The stage in question is at the Four Seasons in Carlsbad, California, where Jobs has come this afternoon in May for The Wall Street Journal conference “D: All Things Digital.” Dressed in his customary uniform—black mock turtleneck, faded 501s, running shoes—Jobs sits across from Journal technology columnist Walt Mossberg, who commences with a simple question: Having recently changed its named from Apple Computer to Apple Inc., exactly what business is the company in?

“We’ll very shortly be in three businesses and a hobby,” Jobs replies, projecting the mildest affect he can muster—yet still the crowd is goggle-eyed, as if Bono were in the house.

The cliché of Jobs as rock star is, of course, hoary to the point of enfeeblement. From the start of his career—which is to say, for his entire adult life—he has radiated a mesmeric presence, his “reality-distortion field.” But as Jobs makes clear today, Apple’s reality is no longer in need of much distortion. On the back of the first two businesses he names, the Mac and the iPod-iTunes tandem, Apple racked up $21.6 billion in sales in the last twelve months, and $2.8 billion in profits. Its stock price has doubled in the past year; last month, AAPL was named to the S&P 100, making it a bona fide blue chip. With what Jobs dubs a “hobby,” Apple TV, the company has invaded the sanctum sanctorum of living-room entertainment. Then there’s that third, impending business, which revolves around a gorgeous sliver of palmtop gee-whizzery that you may have heard about: the iPhone.

Ten years ago, when Jobs retook the reins at Apple, the suggestion that the company would be where it is today would have seemed a fantasy—or a joke. Apple was bleeding cash, bleeding talent, bleeding credibility. Its laptops were literally bursting into flames.
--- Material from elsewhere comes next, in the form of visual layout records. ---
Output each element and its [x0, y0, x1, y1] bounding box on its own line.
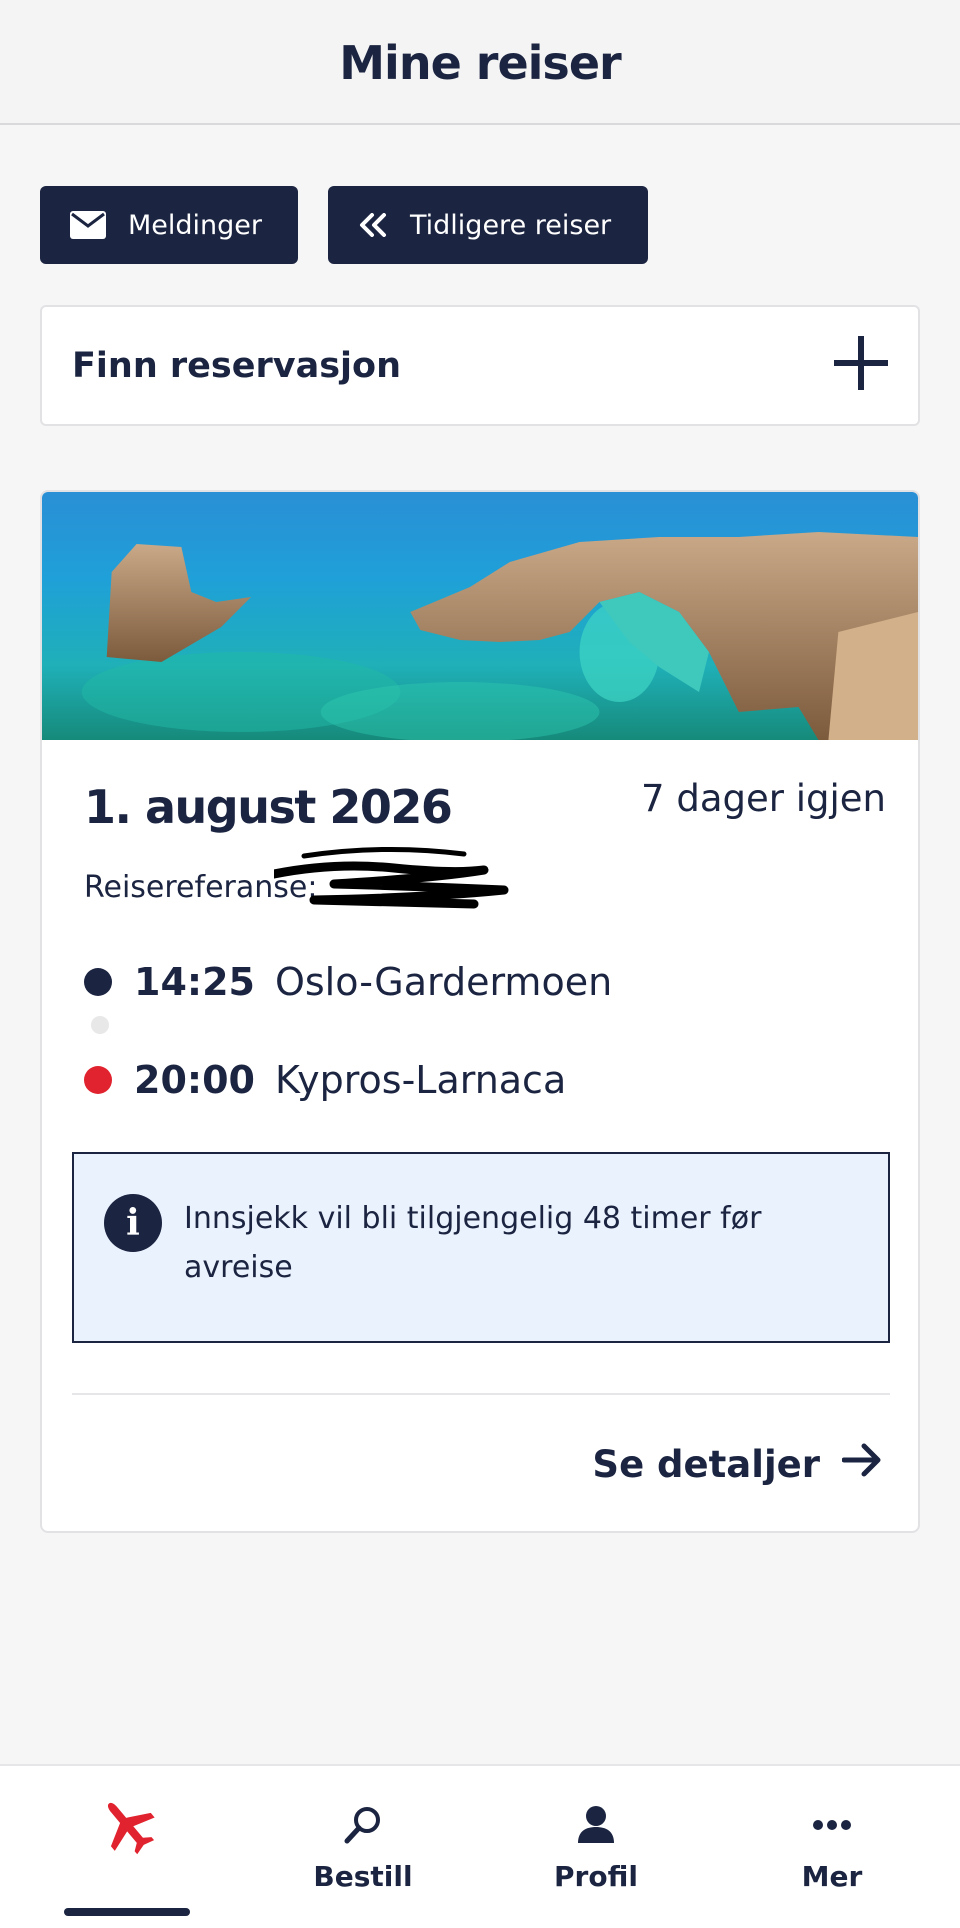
tab-more-label: Mer — [801, 1860, 863, 1893]
arrival-time: 20:00 — [134, 1058, 255, 1102]
route-connector — [91, 1016, 109, 1034]
departure-row: 14:25 Oslo-Gardermoen — [84, 960, 612, 1004]
checkin-info-box: i Innsjekk vil bli tilgjengelig 48 timer… — [72, 1152, 890, 1343]
trip-date: 1. august 2026 — [84, 780, 453, 834]
find-reservation-label: Finn reservasjon — [72, 345, 401, 386]
find-reservation-row[interactable]: Finn reservasjon — [40, 305, 920, 426]
page-title: Mine reiser — [339, 35, 621, 90]
departure-dot — [84, 968, 112, 996]
arrow-right-icon — [841, 1442, 882, 1487]
person-icon — [576, 1790, 616, 1860]
active-tab-indicator — [64, 1908, 190, 1916]
trip-card[interactable]: 1. august 2026 7 dager igjen Reiserefera… — [40, 490, 920, 1533]
tab-more[interactable]: Mer — [712, 1766, 952, 1928]
bottom-tab-bar: Bestill Profil Mer — [0, 1764, 960, 1928]
double-chevron-left-icon — [358, 213, 388, 237]
tab-trips[interactable] — [7, 1766, 247, 1928]
departure-time: 14:25 — [134, 960, 255, 1004]
airplane-icon — [95, 1790, 159, 1860]
tab-profile-label: Profil — [554, 1860, 638, 1893]
messages-button[interactable]: Meldinger — [40, 186, 298, 264]
see-details-label: Se detaljer — [592, 1443, 820, 1486]
messages-label: Meldinger — [128, 209, 263, 241]
tab-book[interactable]: Bestill — [243, 1766, 483, 1928]
tab-book-label: Bestill — [313, 1860, 413, 1893]
card-divider — [72, 1393, 890, 1395]
plus-icon[interactable] — [834, 336, 888, 395]
app-header: Mine reiser — [0, 0, 960, 125]
action-buttons: Meldinger Tidligere reiser — [40, 186, 648, 264]
departure-place: Oslo-Gardermoen — [274, 960, 613, 1004]
previous-trips-button[interactable]: Tidligere reiser — [328, 186, 648, 264]
arrival-row: 20:00 Kypros-Larnaca — [84, 1058, 566, 1102]
arrival-dot — [84, 1066, 112, 1094]
see-details-link[interactable]: Se detaljer — [592, 1442, 882, 1487]
search-icon — [343, 1790, 383, 1860]
info-icon: i — [104, 1194, 162, 1252]
more-icon — [812, 1790, 852, 1860]
arrival-place: Kypros-Larnaca — [274, 1058, 567, 1102]
tab-profile[interactable]: Profil — [476, 1766, 716, 1928]
envelope-icon — [70, 211, 106, 239]
checkin-info-text: Innsjekk vil bli tilgjengelig 48 timer f… — [184, 1201, 762, 1285]
redacted-reference — [274, 846, 509, 909]
days-left: 7 dager igjen — [641, 777, 886, 820]
previous-trips-label: Tidligere reiser — [410, 209, 612, 241]
destination-image — [42, 492, 918, 740]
Its war with Microsoft had devolved into a self-lacerating pathology. Today the Mac is, albeit slowly, gaining ground on Windows. And the iPod, which in less than six years has sold north of 100 million units, has Microsoft choking on its dust.

Mossberg notes this astonishing achievement and inquires of Jobs how many copies of iTunes software are in circulation. At least 300 million, Jobs answers, prompting Mossberg to follow up: “Does the scale of this surprise you?”
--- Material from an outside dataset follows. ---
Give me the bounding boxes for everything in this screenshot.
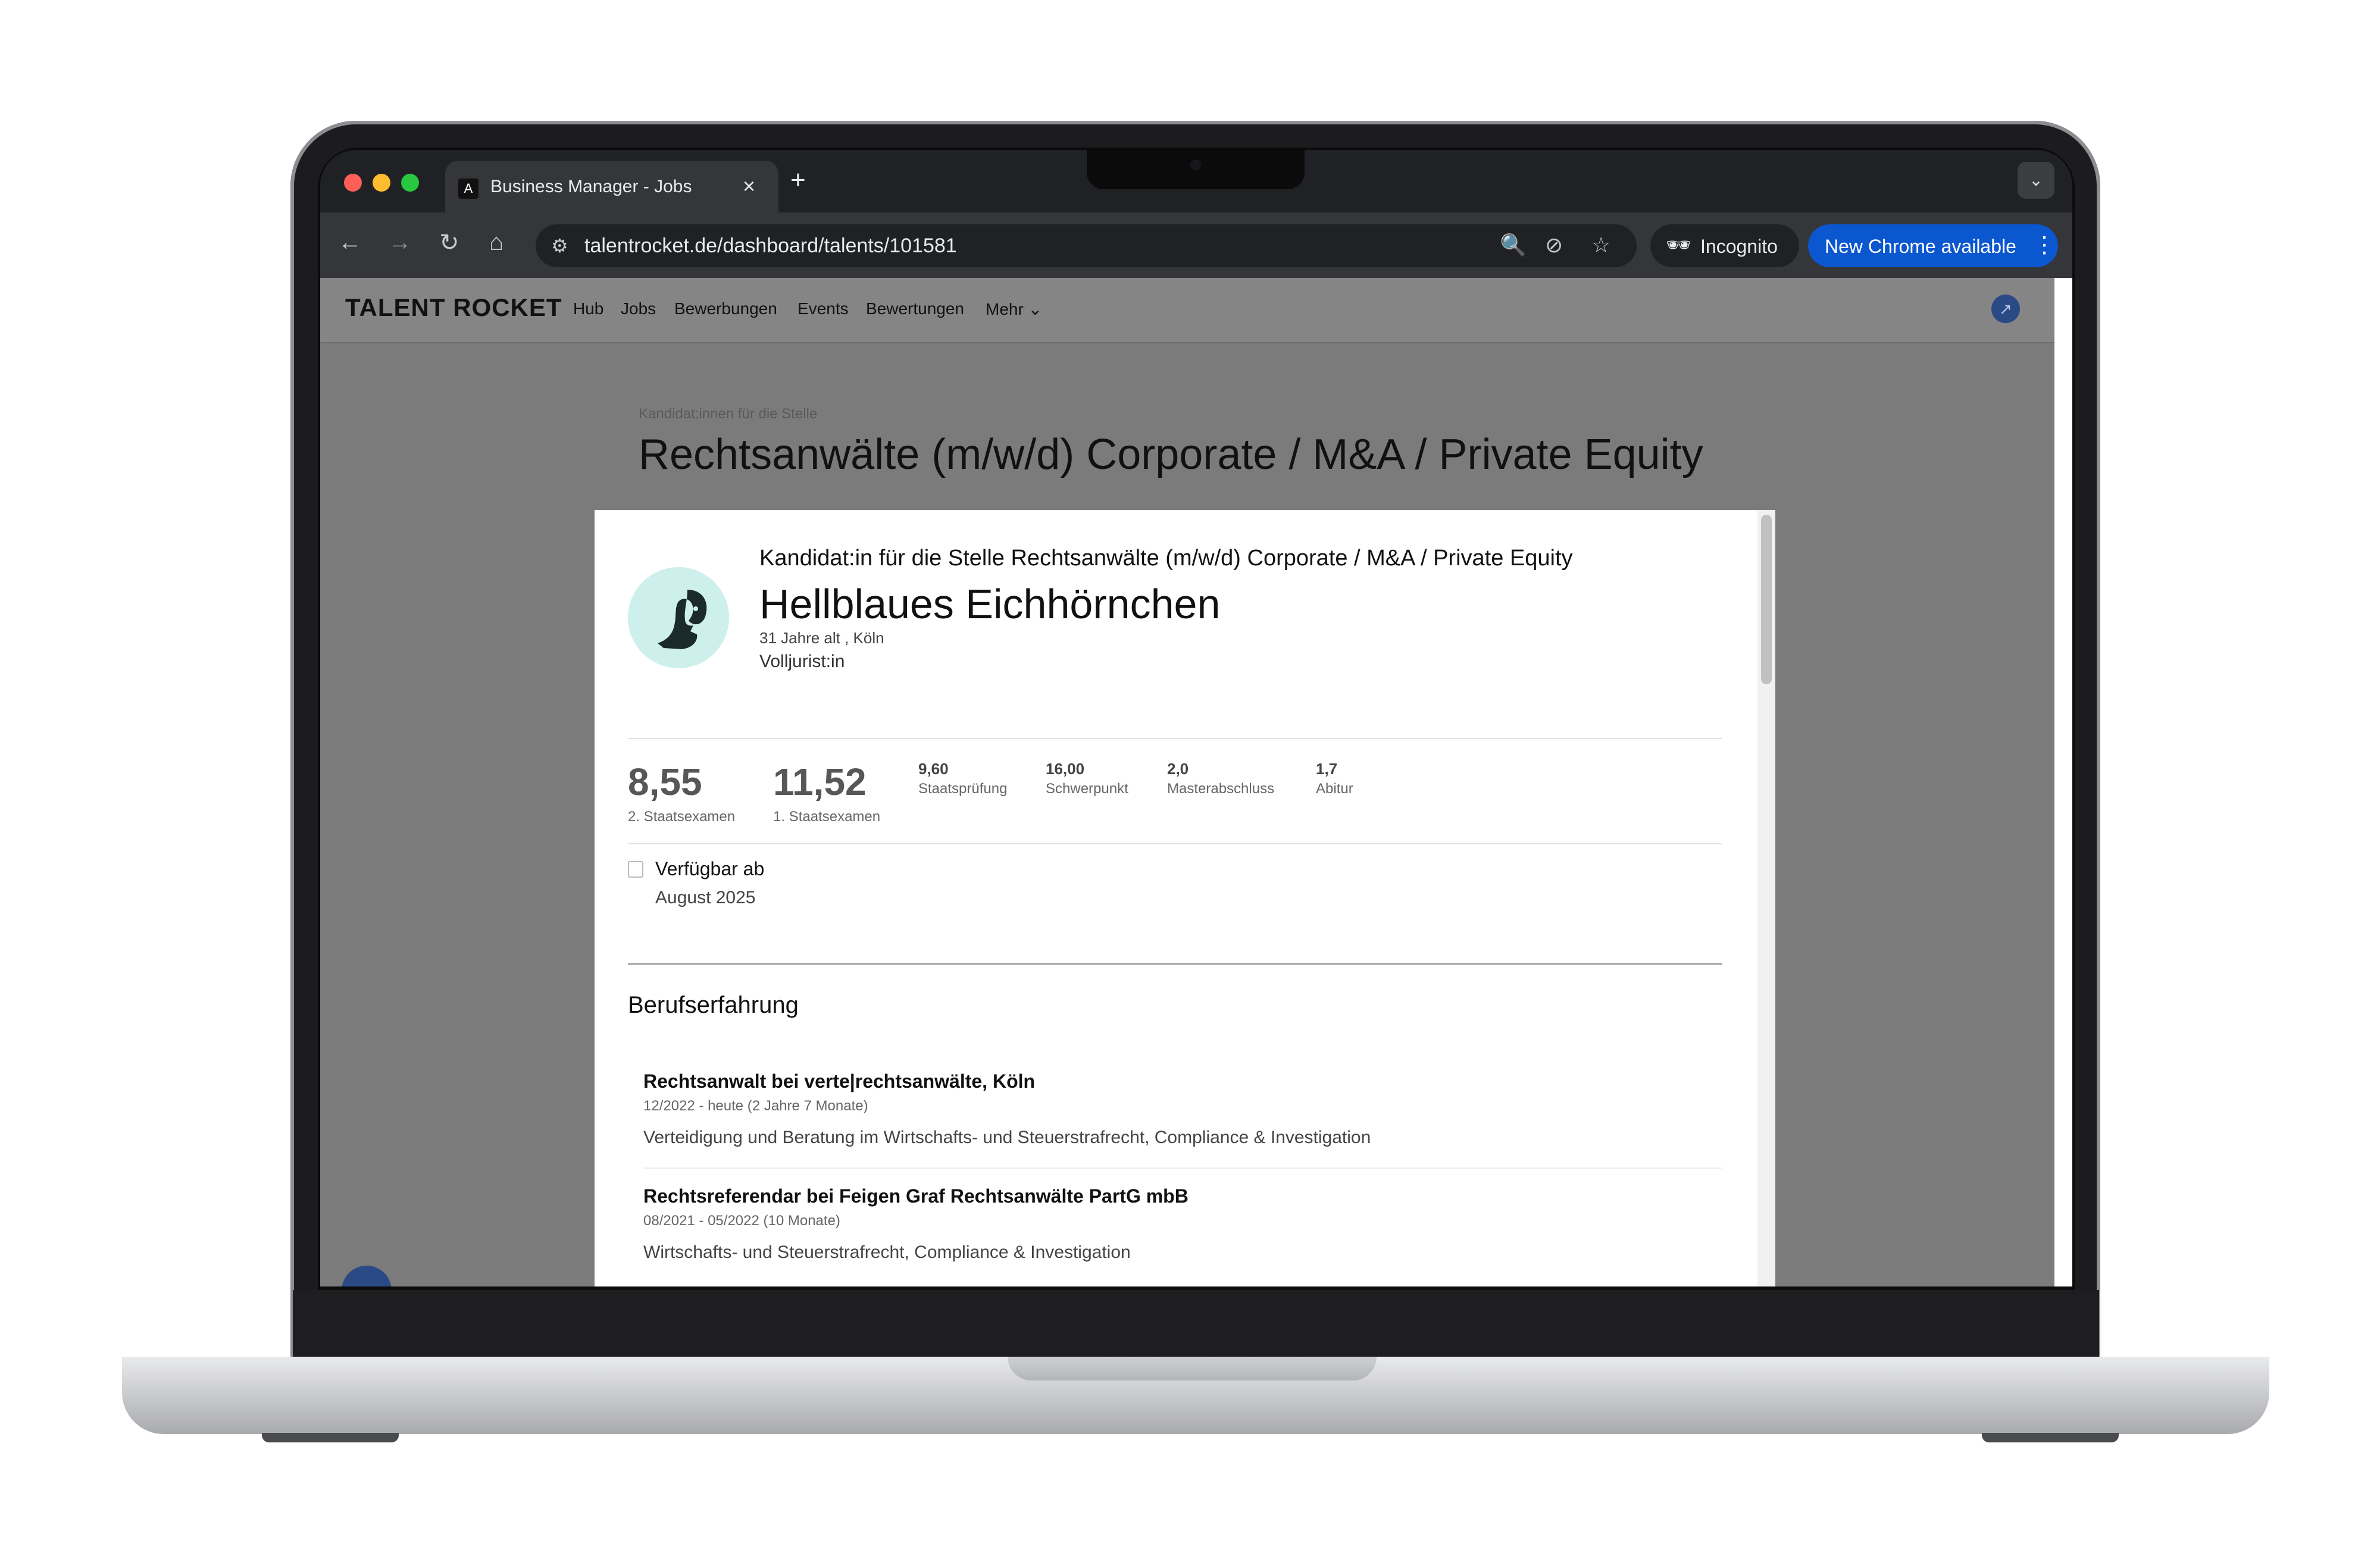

Nodding sagely, Jobs responds, “The scale of a lot of things we’re doing surprises me.”

The Steve Jobs story is one of the classic narratives—maybe the classic narrative—of American business life. Its structure has been rigorous, traditional, and symmetrical: three acts of ten years each. Act One (1975–1985) is “The Rise,” in which Jobs goes into business with his pal, Steve Wozniak; starts Apple in his parents’ Silicon Valley garage; essentially invents the personal-computer industry with the Apple II; takes Apple public, making himself a multimillionaire at age 25; and changes the face of technology with the Macintosh. Act Two (1985–1996) is “The Fall”: the expulsion from Apple, the wilderness years battling depression and struggling to keep afloat two floundering new businesses, NeXT and Pixar. Act Three (1997–2007) is “The Resurrection”: the return to Apple and its restoration, the efflorescence of Pixar and its sale to Disney, the megabillionairehood, the sanctification as god of design and seer of the digital-media future.
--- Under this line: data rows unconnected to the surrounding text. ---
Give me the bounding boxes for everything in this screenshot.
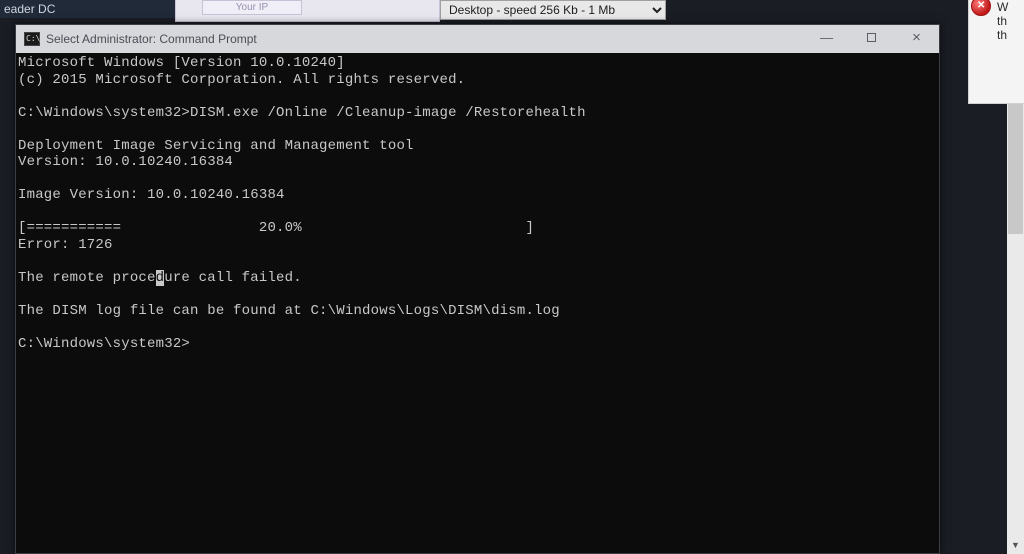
terminal-line: Version: 10.0.10240.16384 [18, 154, 233, 170]
terminal-line: The remote procedure call failed. [18, 270, 302, 286]
terminal-line: C:\Windows\system32>DISM.exe /Online /Cl… [18, 105, 586, 121]
terminal-line: Deployment Image Servicing and Managemen… [18, 138, 414, 154]
terminal-line: (c) 2015 Microsoft Corporation. All righ… [18, 72, 465, 88]
command-prompt-window: C:\ Select Administrator: Command Prompt… [15, 24, 940, 554]
terminal-line: [=========== 20.0% ] [18, 220, 534, 236]
side-dialog-fragment: W th th [968, 0, 1024, 104]
titlebar[interactable]: C:\ Select Administrator: Command Prompt… [16, 25, 939, 53]
maximize-icon [867, 33, 876, 42]
side-dialog-text: W th th [997, 0, 1008, 42]
terminal-line: C:\Windows\system32> [18, 336, 190, 352]
background-card-label: Your IP [202, 0, 302, 15]
error-icon [971, 0, 991, 16]
speed-dropdown-wrap: Desktop - speed 256 Kb - 1 Mb [440, 0, 674, 22]
terminal-line: Microsoft Windows [Version 10.0.10240] [18, 55, 345, 71]
minimize-button[interactable]: — [804, 25, 849, 49]
terminal-line: Error: 1726 [18, 237, 113, 253]
window-controls: — × [804, 25, 939, 53]
speed-dropdown[interactable]: Desktop - speed 256 Kb - 1 Mb [440, 0, 666, 20]
terminal-output[interactable]: Microsoft Windows [Version 10.0.10240] (… [16, 53, 939, 553]
background-card: Your IP [175, 0, 440, 22]
maximize-button[interactable] [849, 25, 894, 49]
close-button[interactable]: × [894, 25, 939, 49]
terminal-line: The DISM log file can be found at C:\Win… [18, 303, 560, 319]
background-scrollbar[interactable]: ▼ [1007, 104, 1024, 554]
terminal-line: Image Version: 10.0.10240.16384 [18, 187, 285, 203]
scrollbar-thumb[interactable] [1008, 104, 1023, 234]
text-cursor: d [156, 270, 165, 286]
window-title: Select Administrator: Command Prompt [46, 32, 257, 46]
scrollbar-down-button[interactable]: ▼ [1007, 537, 1024, 554]
taskbar-fragment: eader DC [0, 0, 175, 18]
desktop: eader DC Your IP Desktop - speed 256 Kb … [0, 0, 1024, 554]
cmd-icon: C:\ [24, 32, 40, 46]
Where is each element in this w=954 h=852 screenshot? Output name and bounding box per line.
The consistent thread running through all three acts is Jobs’s singular persona. His messianism has been present from the start: “He always believed,” says Wozniak, “he was going to be a leader of mankind.” Yet the most common descriptor applied to him, by friends and foes and even Jobs himself, is “asshole.” (Running neck-and-neck for second are “genius” and “sociopath.”) His abrasiveness is legendary and omnidirectional. Asked by a writer from Wired, “If you could go back and give advice to your 25-year-old self, what would you say?,” Jobs erupted, “Not to deal with stupid interviews—I have no time for this philosophical bullshit!” Given an early glimpse of the Segway high-tech people-mover, he bellowed, “I think it sucks,” then later called the company’s founder, trashed his CEO as a “butthead,” and said his marketing chief “should be selling Kleenex at a discount store in Idaho.” Implored by the government to take part in the federal antitrust lawsuit against Microsoft, he snapped at the United States assistant attorney general, Joel Klein, “Are you going to do something serious? Or is it going to be dickless?”